Protokolle von Karin Janker

Während Studierende anderswo als Werkstudenten am Fließband schuften oder sich mit Kellnern über Wasser halten, herrschen in Berlin gute Voraussetzungen, erste Berufserfahrung in einem Start-up zu sammeln. Berlin ist die Hauptstadt der Gründer. Nirgendwo in Deutschland wächst die Szene so schnell wie hier. Einer Studie der Unternehmensberatung McKinsey zufolge könnte sich Berlin zur führenden Gründermetropole in Europa entwickeln, bis 2020 könnten demnach mehr als 100 000 neue Arbeitsplätze durch Start-ups entstehen. Eigentlich gute Bedingungen für Studenten.

Allerdings ist ein Studentenjob im Start-up alles andere als bezahlter Spaß am Büro-Kicker: Solche jungen Unternehmen kalkulieren knapp und zahlen deshalb oft weniger Geld. Gleichzeitig ist die Verantwortung bereits für Werkstudenten und Berufsanfänger groß. Fünf junge Menschen aus der Berliner Start-up-Szene berichten von ihren Erfahrungen.

Annemarie, 28 Jahre

Studium: im ersten Master-Semester "Business Management Marketing"
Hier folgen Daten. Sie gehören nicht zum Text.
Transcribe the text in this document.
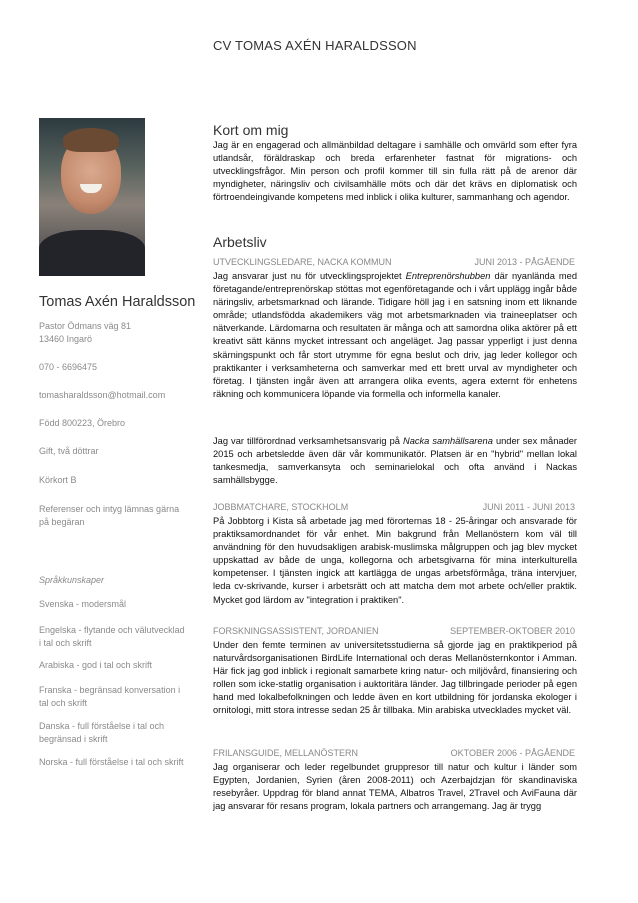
CV TOMAS AXÉN HARALDSSON
Tomas Axén Haraldsson
Pastor Ödmans väg 81
13460 Ingarö
070 - 6696475
tomasharaldsson@hotmail.com
Född 800223, Örebro
Gift, två döttrar
Körkort B
Referenser och intyg lämnas gärna på begäran
Språkkunskaper
Svenska - modersmål
Engelska - flytande och välutvecklad i tal och skrift
Arabiska - god i tal och skrift
Franska - begränsad konversation i tal och skrift
Danska - full förståelse i tal och begränsad i skrift
Norska - full förståelse i tal och skrift
Kort om mig
Jag är en engagerad och allmänbildad deltagare i samhälle och omvärld som efter fyra utlandsår, föräldraskap och breda erfarenheter fastnat för migrations- och utvecklingsfrågor. Min person och profil kommer till sin fulla rätt på de arenor där myndigheter, näringsliv och civilsamhälle möts och där det krävs en diplomatisk och förtroendeingivande kompetens med inblick i olika kulturer, sammanhang och agendor.
Arbetsliv
UTVECKLINGSLEDARE, NACKA KOMMUN	JUNI 2013 - PÅGÅENDE
Jag ansvarar just nu för utvecklingsprojektet Entreprenörshubben där nyanlända med företagande/entreprenörskap stöttas mot egenföretagande och i vårt upplägg ingår både näringsliv, arbetsmarknad och lärande. Tidigare höll jag i en satsning inom ett liknande område; utlandsfödda akademikers väg mot arbetsmarknaden via traineeplatser och nätverkande. Lärdomarna och resultaten är många och att samordna olika aktörer på ett kreativt sätt känns mycket intressant och angeläget. Jag passar ypperligt i just denna skärningspunkt och får stort utrymme för egna beslut och driv, jag leder kollegor och praktikanter i verksamheterna och samverkar med ett brett urval av myndigheter och företag. I tjänsten ingår även att arrangera olika events, agera externt för enhetens räkning och kommunicera löpande via formella och informella kanaler.
Jag var tillförordnad verksamhetsansvarig på Nacka samhällsarena under sex månader 2015 och arbetsledde även där vår kommunikatör. Platsen är en "hybrid" mellan lokal tankesmedja, samverkansyta och seminarielokal och ofta använd i Nackas samhällsbygge.
JOBBMATCHARE, STOCKHOLM	JUNI 2011 - JUNI 2013
På Jobbtorg i Kista så arbetade jag med förorternas 18 - 25-åringar och ansvarade för praktiksamordnandet för vår enhet. Min bakgrund från Mellanöstern kom väl till användning för den huvudsakligen arabisk-muslimska målgruppen och jag blev mycket uppskattad av både de unga, kollegorna och arbetsgivarna för mina interkulturella kompetenser. I tjänsten ingick att kartlägga de ungas arbetsförmåga, träna intervjuer, leda cv-skrivande, kurser i arbetsrätt och att matcha dem mot arbete och/eller praktik. Mycket god lärdom av "integration i praktiken".
FORSKNINGSASSISTENT, JORDANIEN	SEPTEMBER-OKTOBER 2010
Under den femte terminen av universitetsstudierna så gjorde jag en praktikperiod på naturvårdsorganisationen BirdLife International och deras Mellanösternkontor i Amman. Här fick jag god inblick i regionalt samarbete kring natur- och miljövård, finansiering och rollen som icke-statlig organisation i auktoritära länder. Jag tillbringade perioder på egen hand med lokalbefolkningen och ledde även en kort utbildning för jordanska ekologer i ornitologi, mitt stora intresse sedan 25 år tillbaka. Min arabiska utvecklades mycket väl.
FRILANSGUIDE, MELLANÖSTERN	OKTOBER 2006 - PÅGÅENDE
Jag organiserar och leder regelbundet gruppresor till natur och kultur i länder som Egypten, Jordanien, Syrien (åren 2008-2011) och Azerbajdzjan för skandinaviska resebyråer. Uppdrag för bland annat TEMA, Albatros Travel, 2Travel och AviFauna där jag ansvarar för resans program, lokala partners och arrangemang. Jag är trygg
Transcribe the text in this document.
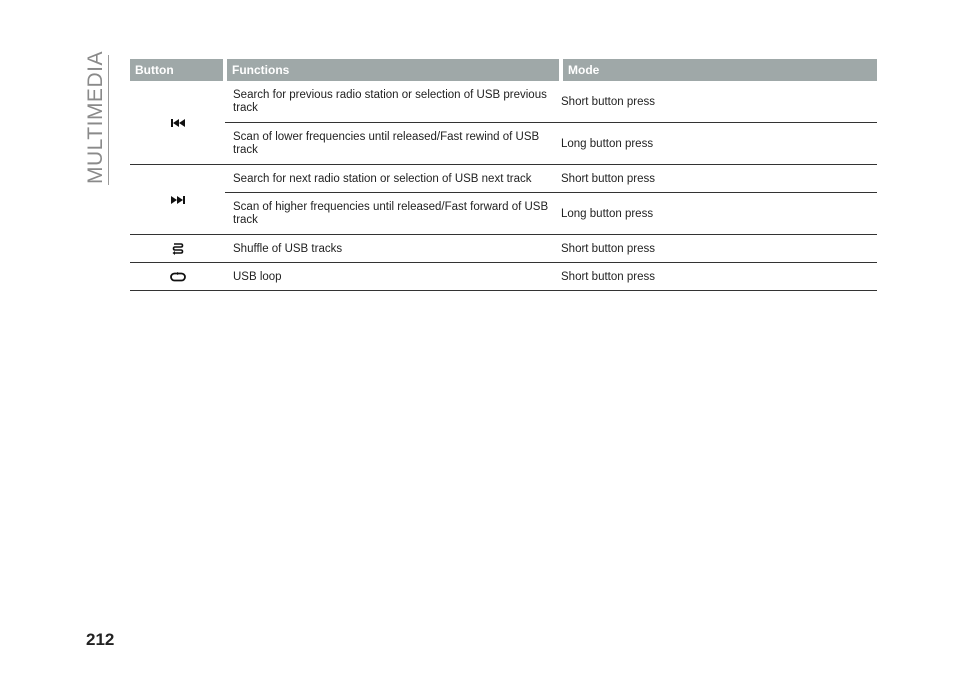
MULTIMEDIA Button	Functions	Mode

	Search for previous radio station or selection of USB previous track	Short button press
	Scan of lower frequencies until released/Fast rewind of USB track	Long button press

	Search for next radio station or selection of USB next track	Short button press
	Scan of higher frequencies until released/Fast forward of USB track	Long button press

	Shuffle of USB tracks	Short button press

	USB loop	Short button press
212
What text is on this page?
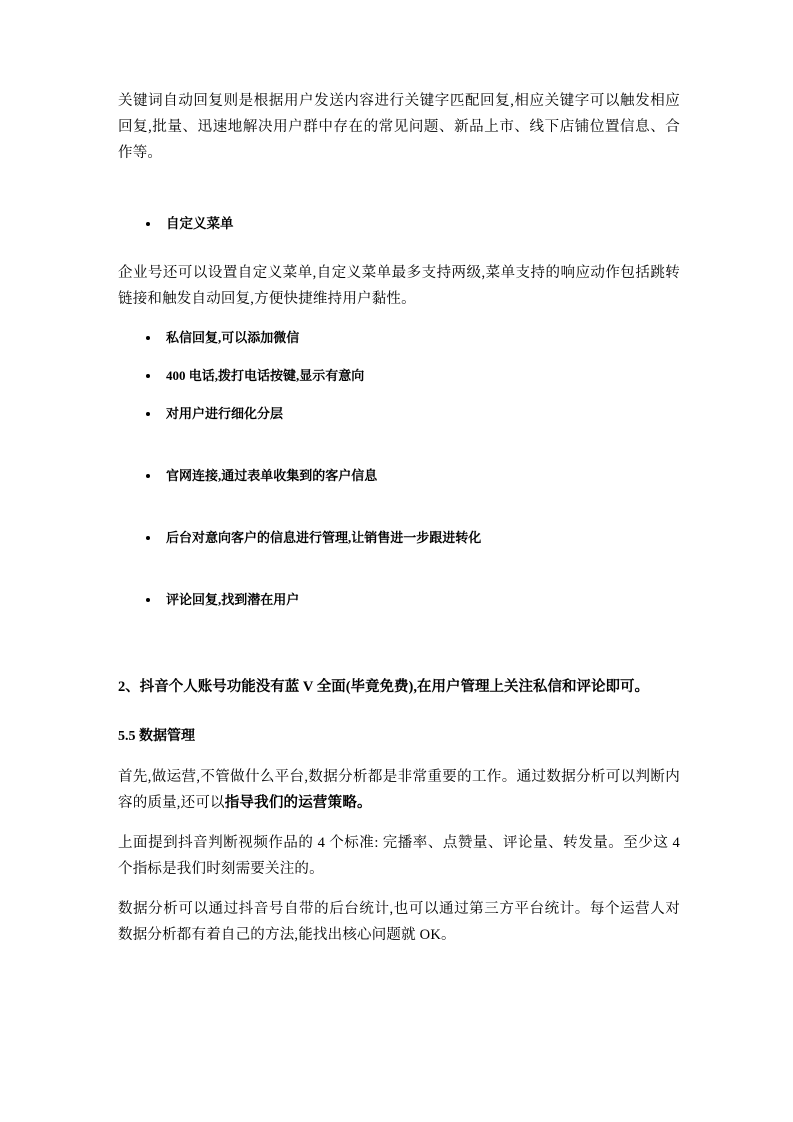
关键词自动回复则是根据用户发送内容进行关键字匹配回复,相应关键字可以触发相应回复,批量、迅速地解决用户群中存在的常见问题、新品上市、线下店铺位置信息、合作等。

自定义菜单

企业号还可以设置自定义菜单,自定义菜单最多支持两级,菜单支持的响应动作包括跳转链接和触发自动回复,方便快捷维持用户黏性。

私信回复,可以添加微信
400 电话,拨打电话按键,显示有意向
对用户进行细化分层
官网连接,通过表单收集到的客户信息
后台对意向客户的信息进行管理,让销售进一步跟进转化
评论回复,找到潜在用户

2、抖音个人账号功能没有蓝 V 全面(毕竟免费),在用户管理上关注私信和评论即可。

5.5 数据管理

首先,做运营,不管做什么平台,数据分析都是非常重要的工作。通过数据分析可以判断内容的质量,还可以指导我们的运营策略。

上面提到抖音判断视频作品的 4 个标准: 完播率、点赞量、评论量、转发量。至少这 4 个指标是我们时刻需要关注的。

数据分析可以通过抖音号自带的后台统计,也可以通过第三方平台统计。每个运营人对数据分析都有着自己的方法,能找出核心问题就 OK。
Job: Werkstudentin beim Berliner Start-up "Dreamflat", einer kostenlosen Wohnungsbörse, die in Berlin außerdem "Roommate-Partys" anbietet

Aufgaben: zuständig für den Social-Media-Auftritt, Kontrolle von unseriösen Angeboten

"Den Job habe ich bekommen, weil ich einen der Gründer des Start-ups über ein paar Ecken kenne. Neben dem Geld, das ich hier verdiene, bringt mir der Job vor allem Berufserfahrung. Über das Thema Online-Marketing habe ich auch meine Bachelorarbeit geschrieben. Der große Vorteil bei einem Start-Up: Ich kann mir meine Arbeitszeit flexibel einteilen und sogar meine Hündin mit ins Büro nehmen. Gerade für Studenten ohne Arbeitserfahrung kann ein Job im Start-up gut sein, weil sie hier nicht auf starre Hierarchien treffen und einen angenehmen Arbeitsalltag kennenlernen."

Julian, 25 Jahre

Studium: Bachelor Wirtschaftsinformatik, 2011 abgeschlossen

Job: Gründer und Geschäftsführer des Start-ups "99chairs", das online kostenlos Wohnkonzepte erstellt

Aufgaben: Unternehmensziele definieren, Chef sein und entscheiden (zusammen mit seinem Mit-Gründer)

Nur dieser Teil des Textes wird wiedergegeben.